There are some novelists who, when you read them, you really feel like you get to know them. And you like them. My literary crush on Patrick Ness is well documented, but I’d also happily go for a pint with Stephen King, Sarah Waters, David Mitchell and so on. Purely based on how much I enjoy their books and how their voice comes across in it, you understand. Based on this so-called novel, I wouldn’t want to go anywhere near Edward St Aubyn. Not only is he a godawful smug twat, but he’s also a very bitter one.
St Aubyn has never won the Booker prize. He was shortlisted for it back in 2006, but failed to clinch the prize (it went to The Inheritance of Loss, which I hated. In my humble opinion, it should have gone to The Night Watch). Five years after St Aubyn was so egregiously overlooked, the Booker prize found itself in a bit of a pickle. Chaired by Stella Rimington, the ex-head of MI5 turned author, the opinions of her and the judges was repeatedly criticised for being simplistic, plebeian and so on and so forth. Redeemed by choosing The Sense of an Ending as the eventual winner, you would think that three years later, it should really fade into the mists of time.
But St Aubyn doesn’t think it should. With Lost For Words, he gives us a thinly fictionalised Booker Prize, here renamed the Elysian, with an awful lot of similarities to the 2011 hoo-ha. And it has to be one of the most unfunny, unpleasant, and borderline unreadable steaming piles of shite I’ve read in a very VERY long time. Among the “characters” (the only one St Aubyn attempts to give more than two dimensions to is the lovelorn debut novelist, Sam Black. Black has written, we’re repeatedly told, the only worthwhile book on the Elysian shortlist. I wonder who St Aubyn based him on?), are Katherine Burns, who is desperate for the attention of the Elysian committee, her publisher, who she’s having an affair with, an Indian prince who’s written what he is convinced is a masterpiece, and his aunt, whose cookbook is submitted to the committee in error, instead of Katherine’s book. When it ends up on the longlist for the prize, it starts to go from bad to worse.
With me so far? This slender tome drips ugly bitterness from every page. There are several many “excerpts” from the Elysian books and the books written by the judging panel (that’ll be the Rimington-esque judge then). All of them are all too obvious in who they’re skewering and none of them are really readable. St Aubyn seems blissfully unaware the message he’s sending out is “you’re so beneath me” with these horribly constructed paragraphs. Another character, the French philosopher Didier, speaks in unfathomable and VERY long speeches, none of which are remotely interesting or amusing.
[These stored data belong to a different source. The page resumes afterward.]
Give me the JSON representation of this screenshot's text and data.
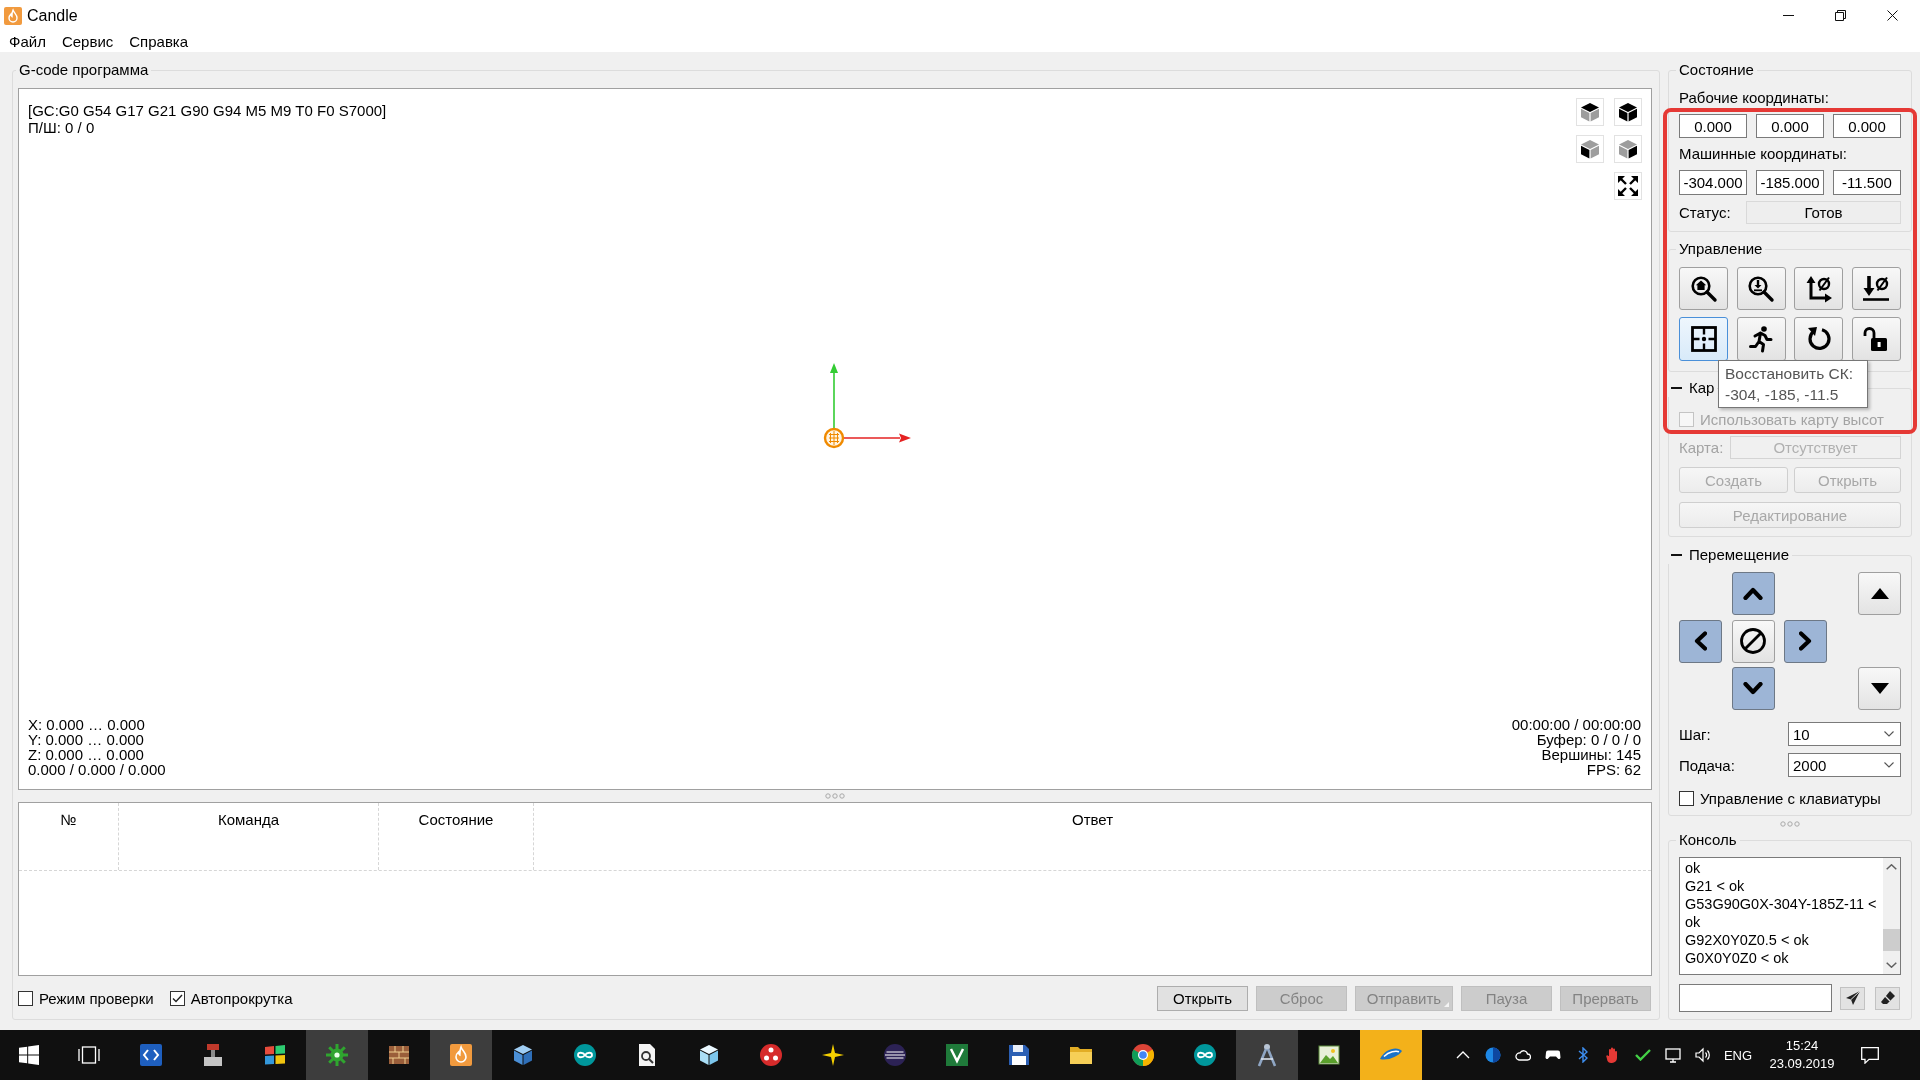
{
  "window": {
    "title": "Candle"
  },
  "menu": [
    {
      "label": "Файл"
    },
    {
      "label": "Сервис"
    },
    {
      "label": "Справка"
    }
  ],
  "gcode_panel": {
    "title": "G-code программа",
    "view": {
      "info_top": [
        "[GC:G0 G54 G17 G21 G90 G94 M5 M9 T0 F0 S7000]",
        "П/Ш: 0 / 0"
      ],
      "info_bottom_left": [
        "X: 0.000 … 0.000",
        "Y: 0.000 … 0.000",
        "Z: 0.000 … 0.000",
        "0.000 / 0.000 / 0.000"
      ],
      "info_bottom_right": [
        "00:00:00 / 00:00:00",
        "Буфер: 0 / 0 / 0",
        "Вершины: 145",
        "FPS: 62"
      ],
      "view_buttons": [
        {
          "kind": "top"
        },
        {
          "kind": "iso"
        },
        {
          "kind": "left"
        },
        {
          "kind": "right"
        },
        {
          "kind": "fit"
        }
      ]
    },
    "table": {
      "columns": [
        "№",
        "Команда",
        "Состояние",
        "Ответ"
      ]
    },
    "options": [
      {
        "label": "Режим проверки",
        "checked": false
      },
      {
        "label": "Автопрокрутка",
        "checked": true
      }
    ],
    "buttons": [
      {
        "label": "Открыть",
        "disabled": false,
        "has_menu": false
      },
      {
        "label": "Сброс",
        "disabled": true,
        "has_menu": false
      },
      {
        "label": "Отправить",
        "disabled": true,
        "has_menu": true
      },
      {
        "label": "Пауза",
        "disabled": true,
        "has_menu": false
      },
      {
        "label": "Прервать",
        "disabled": true,
        "has_menu": false
      }
    ]
  },
  "state_panel": {
    "title": "Состояние",
    "work_label": "Рабочие координаты:",
    "work_coordinates": [
      "0.000",
      "0.000",
      "0.000"
    ],
    "machine_label": "Машинные координаты:",
    "machine_coordinates": [
      "-304.000",
      "-185.000",
      "-11.500"
    ],
    "status_label": "Статус:",
    "status": "Готов"
  },
  "control_panel": {
    "title": "Управление",
    "buttons": [
      {
        "kind": "home",
        "hovered": false
      },
      {
        "kind": "probe",
        "hovered": false
      },
      {
        "kind": "zero-xy",
        "hovered": false
      },
      {
        "kind": "zero-z",
        "hovered": false
      },
      {
        "kind": "restore-origin",
        "hovered": true
      },
      {
        "kind": "safe-position",
        "hovered": false
      },
      {
        "kind": "reset",
        "hovered": false
      },
      {
        "kind": "unlock",
        "hovered": false
      }
    ],
    "tooltip": "Восстановить СК:\n-304, -185, -11.5"
  },
  "heightmap_panel": {
    "title": "Кар",
    "expanded": true,
    "use_heightmap": {
      "label": "Использовать карту высот",
      "checked": false,
      "disabled": true
    },
    "map": {
      "label": "Карта:",
      "value": "Отсутствует",
      "disabled": true
    },
    "buttons": [
      {
        "label": "Создать",
        "disabled": true
      },
      {
        "label": "Открыть",
        "disabled": true
      },
      {
        "label": "Редактирование",
        "disabled": true
      }
    ]
  },
  "jog_panel": {
    "title": "Перемещение",
    "expanded": true,
    "buttons": [
      {
        "kind": "y-plus",
        "accent": true
      },
      {
        "kind": "z-plus",
        "accent": false
      },
      {
        "kind": "x-minus",
        "accent": true
      },
      {
        "kind": "stop",
        "accent": false
      },
      {
        "kind": "x-plus",
        "accent": true
      },
      {
        "kind": "y-minus",
        "accent": true
      },
      {
        "kind": "z-minus",
        "accent": false
      }
    ],
    "step_label": "Шаг:",
    "step": "10",
    "feed_label": "Подача:",
    "feed": "2000",
    "keyboard_control": {
      "label": "Управление с клавиатуры",
      "checked": false
    }
  },
  "console_panel": {
    "title": "Консоль",
    "lines": [
      "ok",
      "G21 < ok",
      "G53G90G0X-304Y-185Z-11 <",
      "ok",
      "G92X0Y0Z0.5 < ok",
      "G0X0Y0Z0 < ok"
    ]
  },
  "taskbar": {
    "apps": [
      {
        "kind": "code-tile",
        "active": false,
        "flashing": false
      },
      {
        "kind": "press",
        "active": false,
        "flashing": false
      },
      {
        "kind": "tiles",
        "active": false,
        "flashing": false
      },
      {
        "kind": "gear",
        "active": true,
        "flashing": false
      },
      {
        "kind": "bricks",
        "active": false,
        "flashing": false
      },
      {
        "kind": "flame",
        "active": true,
        "flashing": false
      },
      {
        "kind": "cube",
        "active": false,
        "flashing": false
      },
      {
        "kind": "infinity",
        "active": false,
        "flashing": false
      },
      {
        "kind": "doc-search",
        "active": false,
        "flashing": false
      },
      {
        "kind": "ice",
        "active": false,
        "flashing": false
      },
      {
        "kind": "red-disc",
        "active": false,
        "flashing": false
      },
      {
        "kind": "sparkle",
        "active": false,
        "flashing": false
      },
      {
        "kind": "eclipse",
        "active": false,
        "flashing": false
      },
      {
        "kind": "v-tile",
        "active": false,
        "flashing": false
      },
      {
        "kind": "floppy",
        "active": false,
        "flashing": false
      },
      {
        "kind": "folder",
        "active": false,
        "flashing": false
      },
      {
        "kind": "chrome",
        "active": false,
        "flashing": false
      },
      {
        "kind": "infinity",
        "active": false,
        "flashing": false
      },
      {
        "kind": "compass",
        "active": true,
        "flashing": false
      },
      {
        "kind": "picture",
        "active": false,
        "flashing": false
      },
      {
        "kind": "swoosh",
        "active": false,
        "flashing": true
      }
    ],
    "language": "ENG",
    "time": "15:24",
    "date": "23.09.2019"
  }
}
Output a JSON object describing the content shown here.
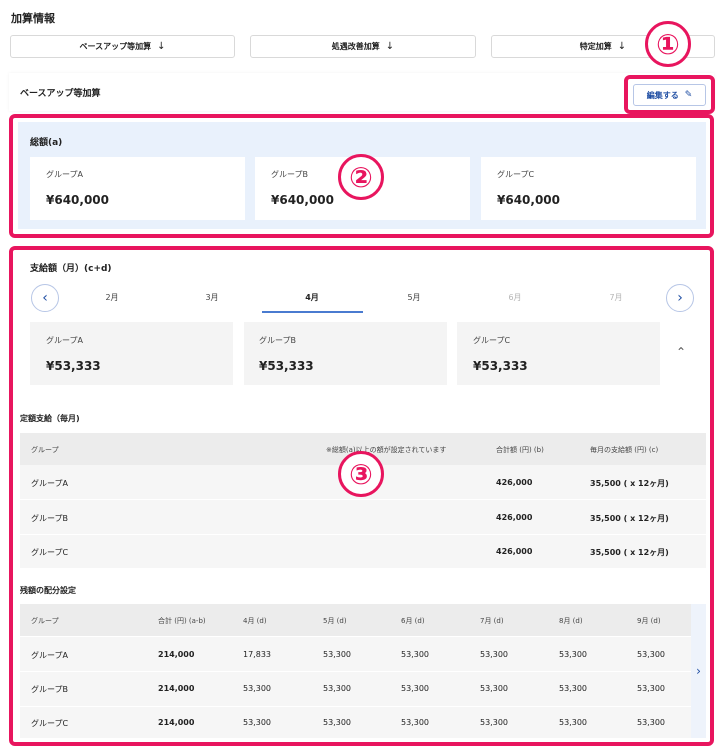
{
  "page": {
    "title": "加算情報"
  },
  "tabs": [
    {
      "label": "ベースアップ等加算",
      "arrow": "↓"
    },
    {
      "label": "処遇改善加算",
      "arrow": "↓"
    },
    {
      "label": "特定加算",
      "arrow": "↓"
    }
  ],
  "section": {
    "title": "ベースアップ等加算",
    "edit_label": "編集する",
    "edit_icon": "pencil-icon"
  },
  "total": {
    "title": "総額(a)",
    "cards": [
      {
        "label": "グループA",
        "value": "¥640,000"
      },
      {
        "label": "グループB",
        "value": "¥640,000"
      },
      {
        "label": "グループC",
        "value": "¥640,000"
      }
    ]
  },
  "monthly": {
    "title": "支給額（月）(c+d)",
    "months": [
      "2月",
      "3月",
      "4月",
      "5月",
      "6月",
      "7月"
    ],
    "selected_month": "4月",
    "prev": "‹",
    "next": "›",
    "cards": [
      {
        "label": "グループA",
        "value": "¥53,333"
      },
      {
        "label": "グループB",
        "value": "¥53,333"
      },
      {
        "label": "グループC",
        "value": "¥53,333"
      }
    ],
    "collapse": "⌃"
  },
  "fixed": {
    "title": "定額支給（毎月)",
    "headers": [
      "グループ",
      "※総額(a)以上の額が設定されています",
      "合計額 (円) (b)",
      "毎月の支給額 (円) (c)"
    ],
    "rows": [
      {
        "group": "グループA",
        "total": "426,000",
        "monthly": "35,500 ( x 12ヶ月)"
      },
      {
        "group": "グループB",
        "total": "426,000",
        "monthly": "35,500 ( x 12ヶ月)"
      },
      {
        "group": "グループC",
        "total": "426,000",
        "monthly": "35,500 ( x 12ヶ月)"
      }
    ]
  },
  "remainder": {
    "title": "残額の配分設定",
    "headers": [
      "グループ",
      "合計 (円) (a-b)",
      "4月 (d)",
      "5月 (d)",
      "6月 (d)",
      "7月 (d)",
      "8月 (d)",
      "9月 (d)"
    ],
    "rows": [
      {
        "group": "グループA",
        "sum": "214,000",
        "m": [
          "17,833",
          "53,300",
          "53,300",
          "53,300",
          "53,300",
          "53,300"
        ]
      },
      {
        "group": "グループB",
        "sum": "214,000",
        "m": [
          "53,300",
          "53,300",
          "53,300",
          "53,300",
          "53,300",
          "53,300"
        ]
      },
      {
        "group": "グループC",
        "sum": "214,000",
        "m": [
          "53,300",
          "53,300",
          "53,300",
          "53,300",
          "53,300",
          "53,300"
        ]
      }
    ],
    "scroll": "›"
  },
  "callouts": [
    "①",
    "②",
    "③"
  ],
  "colors": {
    "highlight": "#e8155e",
    "accent": "#1f4ea3",
    "panel": "#e9f1fc"
  }
}
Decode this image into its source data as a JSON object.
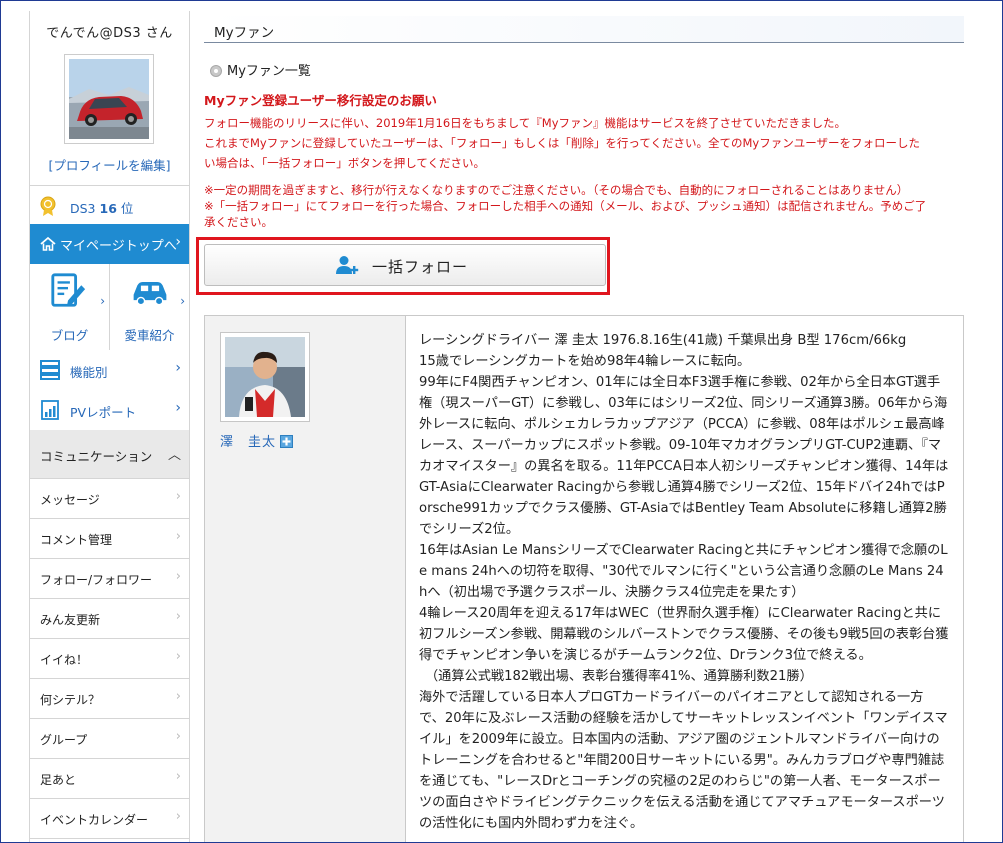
{
  "sidebar": {
    "user_name": "でんでん@DS3 さん",
    "edit_profile": "[プロフィールを編集]",
    "rank": {
      "prefix": "DS3",
      "number": "16",
      "suffix": "位"
    },
    "mypage_top": "マイページトップへ",
    "blog": "ブログ",
    "car_intro": "愛車紹介",
    "by_function": "機能別",
    "pv_report": "PVレポート",
    "communication": "コミュニケーション",
    "communication_items": [
      "メッセージ",
      "コメント管理",
      "フォロー/フォロワー",
      "みん友更新",
      "イイね！",
      "何シテル？",
      "グループ",
      "足あと",
      "イベントカレンダー"
    ]
  },
  "main": {
    "title": "Myファン",
    "list_link": "Myファン一覧",
    "notice_title": "Myファン登録ユーザー移行設定のお願い",
    "notice_lines": [
      "フォロー機能のリリースに伴い、2019年1月16日をもちまして『Myファン』機能はサービスを終了させていただきました。",
      "これまでMyファンに登録していたユーザーは、「フォロー」もしくは「削除」を行ってください。全てのMyファンユーザーをフォローした",
      "い場合は、「一括フォロー」ボタンを押してください。"
    ],
    "caution_lines": [
      "※一定の期間を過ぎますと、移行が行えなくなりますのでご注意ください。（その場合でも、自動的にフォローされることはありません）",
      "※「一括フォロー」にてフォローを行った場合、フォローした相手への通知（メール、および、プッシュ通知）は配信されません。予めご了",
      "承ください。"
    ],
    "bulk_follow": "一括フォロー",
    "driver_name": "澤　圭太",
    "bio_lines": [
      "レーシングドライバー 澤 圭太 1976.8.16生(41歳) 千葉県出身 B型 176cm/66kg",
      "15歳でレーシングカートを始め98年4輪レースに転向。",
      "99年にF4関西チャンピオン、01年には全日本F3選手権に参戦、02年から全日本GT選手権（現スーパーGT）に参戦し、03年にはシリーズ2位、同シリーズ通算3勝。06年から海外レースに転向、ポルシェカレラカップアジア（PCCA）に参戦、08年はポルシェ最高峰レース、スーパーカップにスポット参戦。09-10年マカオグランプリGT-CUP2連覇、『マカオマイスター』の異名を取る。11年PCCA日本人初シリーズチャンピオン獲得、14年はGT-AsiaにClearwater Racingから参戦し通算4勝でシリーズ2位、15年ドバイ24hではPorsche991カップでクラス優勝、GT-AsiaではBentley Team Absoluteに移籍し通算2勝でシリーズ2位。",
      "16年はAsian Le MansシリーズでClearwater Racingと共にチャンピオン獲得で念願のLe mans 24hへの切符を取得、\"30代でルマンに行く\"という公言通り念願のLe Mans 24hへ（初出場で予選クラスポール、決勝クラス4位完走を果たす）",
      "4輪レース20周年を迎える17年はWEC（世界耐久選手権）にClearwater Racingと共に初フルシーズン参戦、開幕戦のシルバーストンでクラス優勝、その後も9戦5回の表彰台獲得でチャンピオン争いを演じるがチームランク2位、Drランク3位で終える。",
      "（通算公式戦182戦出場、表彰台獲得率41%、通算勝利数21勝）",
      "海外で活躍している日本人プロGTカードライバーのパイオニアとして認知される一方で、20年に及ぶレース活動の経験を活かしてサーキットレッスンイベント「ワンデイスマイル」を2009年に設立。日本国内の活動、アジア圏のジェントルマンドライバー向けのトレーニングを合わせると\"年間200日サーキットにいる男\"。みんカラブログや専門雑誌を通じても、\"レースDrとコーチングの究極の2足のわらじ\"の第一人者、モータースポーツの面白さやドライビングテクニックを伝える活動を通じてアマチュアモータースポーツの活性化にも国内外問わず力を注ぐ。"
    ]
  },
  "colors": {
    "accent_blue": "#1f8bd1",
    "link_blue": "#2768b8",
    "notice_red": "#d3171b",
    "highlight_red": "#e0161e"
  }
}
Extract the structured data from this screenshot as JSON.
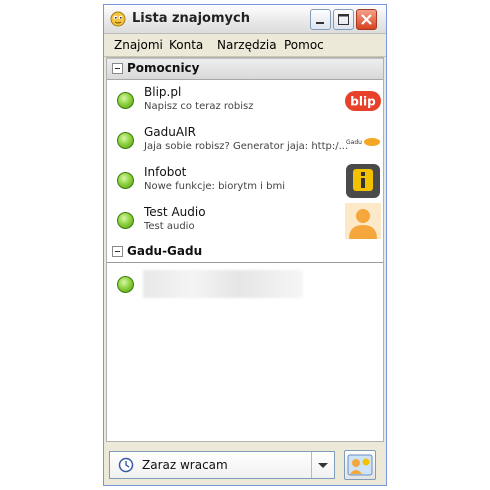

You’ve got the joke, such as it is (oh hey, he’s really pompous, oh my sides), after about a sentence and a half, but you’ve still got whole paragraphs to mirthlessly wade through. For me, St Aubyn really missed the point that for satire to really work, it has to be somewhat good natured. Joe Keenan and James Hamilton Paterson have written books along similar lines that have had me roaring with laughter. I didn’t so much as smile even once at this godforsaken and worthless piece of crap.
Far from going for a pint with St Aubyn, after this I’m far likelier to grab the nearest hardback and brain him with it, before calling him a name that rhymes with “blunt”. This book is AWFUL and it’s a real shame the author has absolutely no idea what a total tool it makes him look.